Skin penetration was evaluated using aqueous suspensions of these HANP. Fluorescence derived from FL-HANP was not observed following application to full-thickness skin. In general, it is known that the skin penetration of a compound having a molecular weight exceeding 500 kDa is extremely low1, and it has been found that aqueous HA and HA particles do not penetrate into the skin. Therefore, an in vitro skin penetration test using stripped skin was performed. Fluorescence derived from FL-HA was not found following the application of aqueous non-nanoparticulate FL-HA, but was observed when FL-HANP were applied. Although the details are unknown, it is inferred that partitioning into the living layers of epidermis or diffusion into the skin was improved by HANP formation.

Next, the penetration of HA or HANP emulsions into full-thickness skin was evaluated. No fluorescence derived from FL-HA was observed following the application of non-nanoparticulate FL-HA emulsions. However, when FL-HANP emulsions were applied, fluorescence derived from FL-HA was observed in the deeper skin only when diisopropyl adipate was used to prepare the emulsion. Emulsified formulations can contain surfactants, oils, polyhydric alcohols, water and other compounds. There are reports that surfactants18, oils19 and polyhydric alcohols20 promote the skin penetration of low molecular weight compounds. However, it is not clear that the same applies to high molecular weight polymers. Despite the failure of non-nanoparticulate HA emulsions to deliver HA into the skin, the reason why a granulated HA emulsion could deliver HA is unknown. It is also interesting that the skin penetration of HANP varied when different oils were used to prepare the emulsions. Detailed investigation of the percutaneous absorption route would be desirable in the future.

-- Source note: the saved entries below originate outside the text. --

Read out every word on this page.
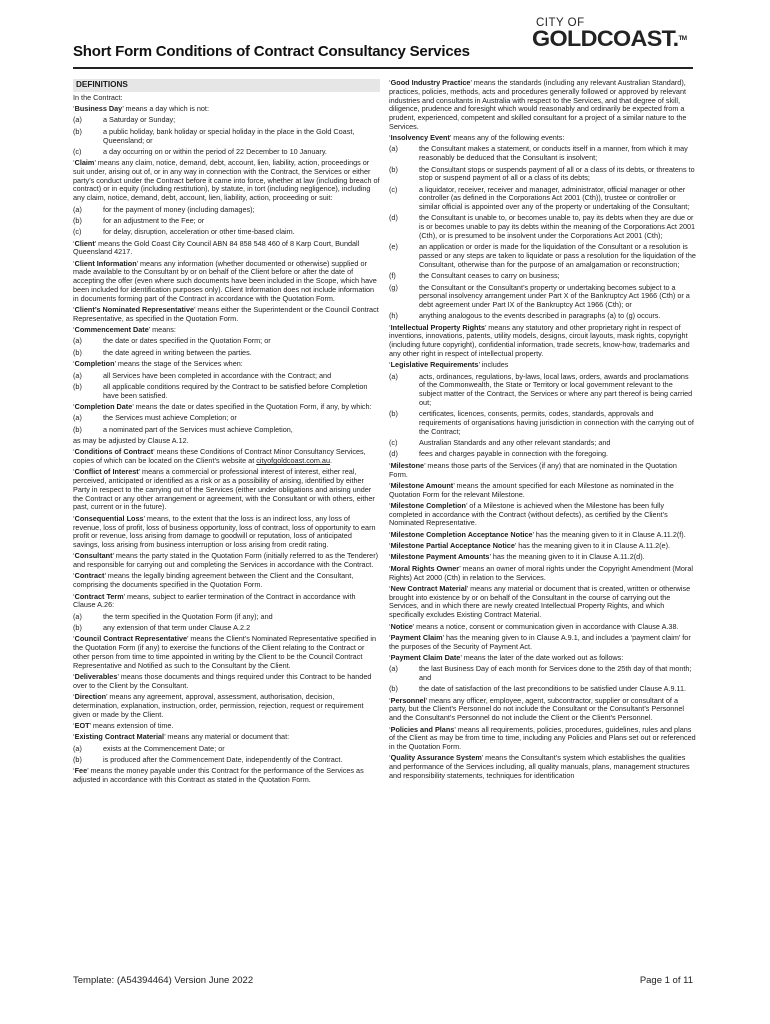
Short Form Conditions of Contract Consultancy Services
CITY OF
GOLDCOAST.™
DEFINITIONS
In the Contract:
‘Business Day’ means a day which is not:
(a)	a Saturday or Sunday;
(b)	a public holiday, bank holiday or special holiday in the place in the Gold Coast, Queensland; or
(c)	a day occurring on or within the period of 22 December to 10 January.
‘Claim’ means any claim, notice, demand, debt, account, lien, liability, action, proceedings or suit under, arising out of, or in any way in connection with the Contract, the Services or either party’s conduct under the Contract before it came into force, whether at law (including breach of contract) or in equity (including restitution), by statute, in tort (including negligence), including any claim, notice, demand, debt, account, lien, liability, action, proceeding or suit:
(a)	for the payment of money (including damages);
(b)	for an adjustment to the Fee; or
(c)	for delay, disruption, acceleration or other time-based claim.
‘Client’ means the Gold Coast City Council ABN 84 858 548 460 of 8 Karp Court, Bundall Queensland 4217.
‘Client Information’ means any information (whether documented or otherwise) supplied or made available to the Consultant by or on behalf of the Client before or after the date of accepting the offer (even where such documents have been included in the Scope, which have been included for identification purposes only). Client Information does not include information in documents forming part of the Contract in accordance with the Quotation Form.
‘Client’s Nominated Representative’ means either the Superintendent or the Council Contract Representative, as specified in the Quotation Form.
‘Commencement Date’ means:
(a)	the date or dates specified in the Quotation Form; or
(b)	the date agreed in writing between the parties.
‘Completion’ means the stage of the Services when:
(a)	all Services have been completed in accordance with the Contract; and
(b)	all applicable conditions required by the Contract to be satisfied before Completion have been satisfied.
‘Completion Date’ means the date or dates specified in the Quotation Form, if any, by which:
(a)	the Services must achieve Completion; or
(b)	a nominated part of the Services must achieve Completion,
as may be adjusted by Clause A.12.
‘Conditions of Contract’ means these Conditions of Contract Minor Consultancy Services, copies of which can be located on the Client’s website at cityofgoldcoast.com.au.
‘Conflict of Interest’ means a commercial or professional interest of interest, either real, perceived, anticipated or identified as a risk or as a possibility of arising, identified by either Party in respect to the carrying out of the Services (either under obligations and arising under the Contract or any other arrangement or agreement, with the Consultant or with others, either past, current or in the future).
‘Consequential Loss’ means, to the extent that the loss is an indirect loss, any loss of revenue, loss of profit, loss of business opportunity, loss of contract, loss of opportunity to earn profit or revenue, loss arising from damage to goodwill or reputation, loss of anticipated savings, loss arising from business interruption or loss arising from credit rating.
‘Consultant’ means the party stated in the Quotation Form (initially referred to as the Tenderer) and responsible for carrying out and completing the Services in accordance with the Contract.
‘Contract’ means the legally binding agreement between the Client and the Consultant, comprising the documents specified in the Quotation Form.
‘Contract Term’ means, subject to earlier termination of the Contract in accordance with Clause A.26:
(a)	the term specified in the Quotation Form (if any); and
(b)	any extension of that term under Clause A.2.2
‘Council Contract Representative’ means the Client’s Nominated Representative specified in the Quotation Form (if any) to exercise the functions of the Client relating to the Contract or other person from time to time appointed in writing by the Client to be the Council Contract Representative and Notified as such to the Consultant by the Client.
‘Deliverables’ means those documents and things required under this Contract to be handed over to the Client by the Consultant.
‘Direction’ means any agreement, approval, assessment, authorisation, decision, determination, explanation, instruction, order, permission, rejection, request or requirement given or made by the Client.
‘EOT’ means extension of time.
‘Existing Contract Material’ means any material or document that:
(a)	exists at the Commencement Date; or
(b)	is produced after the Commencement Date, independently of the Contract.
‘Fee’ means the money payable under this Contract for the performance of the Services as adjusted in accordance with this Contract as stated in the Quotation Form.
‘Good Industry Practice’ means the standards (including any relevant Australian Standard), practices, policies, methods, acts and procedures generally followed or approved by relevant industries and consultants in Australia with respect to the Services, and that degree of skill, diligence, prudence and foresight which would reasonably and ordinarily be expected from a prudent, experienced, competent and skilled consultant for a project of a similar nature to the Services.
‘Insolvency Event’ means any of the following events:
(a)	the Consultant makes a statement, or conducts itself in a manner, from which it may reasonably be deduced that the Consultant is insolvent;
(b)	the Consultant stops or suspends payment of all or a class of its debts, or threatens to stop or suspend payment of all or a class of its debts;
(c)	a liquidator, receiver, receiver and manager, administrator, official manager or other controller (as defined in the Corporations Act 2001 (Cth)), trustee or controller or similar official is appointed over any of the property or undertaking of the Consultant;
(d)	the Consultant is unable to, or becomes unable to, pay its debts when they are due or is or becomes unable to pay its debts within the meaning of the Corporations Act 2001 (Cth), or is presumed to be insolvent under the Corporations Act 2001 (Cth);
(e)	an application or order is made for the liquidation of the Consultant or a resolution is passed or any steps are taken to liquidate or pass a resolution for the liquidation of the Consultant, otherwise than for the purpose of an amalgamation or reconstruction;
(f)	the Consultant ceases to carry on business;
(g)	the Consultant or the Consultant’s property or undertaking becomes subject to a personal insolvency arrangement under Part X of the Bankruptcy Act 1966 (Cth) or a debt agreement under Part IX of the Bankruptcy Act 1966 (Cth); or
(h)	anything analogous to the events described in paragraphs (a) to (g) occurs.
‘Intellectual Property Rights’ means any statutory and other proprietary right in respect of inventions, innovations, patents, utility models, designs, circuit layouts, mask rights, copyright (including future copyright), confidential information, trade secrets, know-how, trademarks and any other right in respect of intellectual property.
‘Legislative Requirements’ includes
(a)	acts, ordinances, regulations, by-laws, local laws, orders, awards and proclamations of the Commonwealth, the State or Territory or local government relevant to the subject matter of the Contract, the Services or where any part thereof is being carried out;
(b)	certificates, licences, consents, permits, codes, standards, approvals and requirements of organisations having jurisdiction in connection with the carrying out of the Contract;
(c)	Australian Standards and any other relevant standards; and
(d)	fees and charges payable in connection with the foregoing.
‘Milestone’ means those parts of the Services (if any) that are nominated in the Quotation Form.
‘Milestone Amount’ means the amount specified for each Milestone as nominated in the Quotation Form for the relevant Milestone.
‘Milestone Completion’ of a Milestone is achieved when the Milestone has been fully completed in accordance with the Contract (without defects), as certified by the Client’s Nominated Representative.
‘Milestone Completion Acceptance Notice’ has the meaning given to it in Clause A.11.2(f).
‘Milestone Partial Acceptance Notice’ has the meaning given to it in Clause A.11.2(e).
‘Milestone Payment Amounts’ has the meaning given to it in Clause A.11.2(d).
‘Moral Rights Owner’ means an owner of moral rights under the Copyright Amendment (Moral Rights) Act 2000 (Cth) in relation to the Services.
‘New Contract Material’ means any material or document that is created, written or otherwise brought into existence by or on behalf of the Consultant in the course of carrying out the Services, and in which there are newly created Intellectual Property Rights, and which specifically excludes Existing Contract Material.
‘Notice’ means a notice, consent or communication given in accordance with Clause A.38.
‘Payment Claim’ has the meaning given to in Clause A.9.1, and includes a ‘payment claim’ for the purposes of the Security of Payment Act.
‘Payment Claim Date’ means the later of the date worked out as follows:
(a)	the last Business Day of each month for Services done to the 25th day of that month; and
(b)	the date of satisfaction of the last preconditions to be satisfied under Clause A.9.11.
‘Personnel’ means any officer, employee, agent, subcontractor, supplier or consultant of a party, but the Client’s Personnel do not include the Consultant or the Consultant’s Personnel and the Consultant’s Personnel do not include the Client or the Client’s Personnel.
‘Policies and Plans’ means all requirements, policies, procedures, guidelines, rules and plans of the Client as may be from time to time, including any Policies and Plans set out or referenced in the Quotation Form.
‘Quality Assurance System’ means the Consultant’s system which establishes the qualities and performance of the Services including, all quality manuals, plans, management structures and responsibility statements, techniques for identification
Template: (A54394464) Version June 2022	Page 1 of 11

More interestingly, when FL-HA was extracted from the skin and quantitated by HPLC using a size exclusion column, the retention time of the fluorescent compound extracted from the skin was not the same as that of the FL-HANP before application to skin. The retention time was the same as that of non-nanoparticulate FL-HA. It has been confirmed that HA nanoparticles are not destroyed by organic solvents. However, these results suggest that the HA was present as nanoparticles when applied to the skin, but as a non-nanoparticulate molecules after penetration into the skin. In our result, particle diameter and PDI greatly change due to coexisting ions (Fig. 1(B) and (C)). This indicates that the particles are unstable. Nanoparticles in the skin may be destroyed by ions in the body and exist as non-particle HA. The physiological actions of HA include suppression of angiogenesis21,22, anti-inflammatory activity23,24, and roles in skin development, proliferation, differentiation25 and regeneration26. It is extremely interesting to anticipate that HA could be applied to skin as nanoparticles, but could then act within the skin as free HA molecules.

Next, the effect of HANP on improving skin barrier function was evaluated. The application of an HANP emulsion to continuously UV-B irradiated mice suppressed the increase in TEWL. These results suggest that HANP improve the skin barrier function that is reduced by UV-B exposure. It has been reported that HA promotes differentiation25, and as a result, the content of ceramide and similar molecules in the stratum corneum is increased and TEWL is thereby supposed to be decreased.


We have shown that polymeric HA can be formulated into nanoparticles using the polyion complex method. Although free HA cannot be delivered into the skin, we found the application of an emulsified preparation of HANP led to the passive diffusion of HA into the skin. Furthermore, the increase in TEWL due to UV-B irradiation could be suppressed by applying these HANP. Even more interestingly, our results suggest that HA is released from the nanoparticles to form free molecules following delivery into the skin.

Hence, by using HANP, HA can be delivered into the skin at high concentration. The finding that HA can be delivered into the skin without using injection or physical skin penetration indicates that this method could prove highly useful as a substitute for HA injection. The skin penetration route involved and the delivery of polymers other than HA would be worthy of future examination.